Sacred Signs by Romano Guardini
STEPS
THE more we think about these long-familiar
things the clearer
does their meaning grow. Things we have done
thousands of times,
if we will only look into them more deeply,
will disclose to us
their beauty. If we will listen, they will
speak.
After their meaning has been revealed to us,
the next step is to
enter upon our inheritance and make what we
have long possessed
really our own. We must learn how to see, how
to hear, how to do
things the right way. Such a
learning-by-looking, growing-by-
learning, is what matters. Regarded any other
way these things
keep their secret. They remain dark and mute.
Regarded thus, they
yield to us their essential nature, that
nature which formed them
to their outward shapes. Make trial for
yourself. The most
commonplace everyday objects and actions hide
matters of deepest
import. Under the simplest exteriors lie the
greatest mysteries.
Steps are an instance.

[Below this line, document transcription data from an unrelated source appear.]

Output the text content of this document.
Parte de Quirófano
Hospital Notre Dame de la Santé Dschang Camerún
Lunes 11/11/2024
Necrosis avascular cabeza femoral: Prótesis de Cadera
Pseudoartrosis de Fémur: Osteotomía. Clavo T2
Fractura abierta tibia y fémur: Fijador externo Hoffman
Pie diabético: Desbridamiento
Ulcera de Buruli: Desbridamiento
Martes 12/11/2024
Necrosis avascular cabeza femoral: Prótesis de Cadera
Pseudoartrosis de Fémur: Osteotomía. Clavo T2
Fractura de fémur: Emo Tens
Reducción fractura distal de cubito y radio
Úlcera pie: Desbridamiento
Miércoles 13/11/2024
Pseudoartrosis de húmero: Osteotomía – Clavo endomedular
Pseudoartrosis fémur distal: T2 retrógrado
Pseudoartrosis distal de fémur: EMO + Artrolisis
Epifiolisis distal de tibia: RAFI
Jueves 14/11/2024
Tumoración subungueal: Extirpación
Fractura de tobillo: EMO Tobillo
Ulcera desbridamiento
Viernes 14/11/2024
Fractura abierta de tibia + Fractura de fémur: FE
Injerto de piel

Every one of the
innumerable times we go
upstairs a change, though too slight and
subtle to be
perceptible, takes place in us. There is
something mysterious in
the act of ascending. Our intelligence would
be puzzled to
explain it, but instinctively we feel that it
is so. We are made
that way.
When the feet mount the steps, the whole man,
including his
spiritual substance, goes up with them. All
ascension, all going
up, if we will but give it thought, is motion
in the direction of
that high place where everything is great,
everything made
perfect.
For this sense we have that heaven is "up"
rather than "down" we
depend on something in us deeper than our
reasoning powers. How
can God be up or down? The only approach to
God is by becoming
better morally, and what has spiritual
improvement to do with a
material action like going up a pair of
stairs? What has pure
being to do with a rise in the position of our
bodies? There is
no explanation. Yet the natural figure of
speech for what is
morally bad is baseness, and a good and noble
action we call a
high action. In our minds we make a
connection, unintelligible
but real, between rising up and the spiritual
approach to God;
and Him we call the All-Highest.
So the steps that lead from the street to the
church remind us
that in going up into the house of prayer we
are coming nearer to
God; the steps from the nave to the choir,
that we are entering
in before the All-Holy. The steps between the
choir and the altar
say to whoever ascends them the same words
that God spoke to
Moses on Mount Horeb: "Put your shoes
from off your feet, for the
place whereon thou standest is holy ground."
The altar is the
threshold of eternity.
It is a great idea that if we go up even a
common stairway with
our minds on what we are doing, we really do
leave below the base
and trivial, and are in actual fact ascending
up on high. Words
are not very adequate; but the Christian knows
that when he
ascends it is the Lord that ascends. In him
the Lord repeats his
own ascension. That is what steps mean.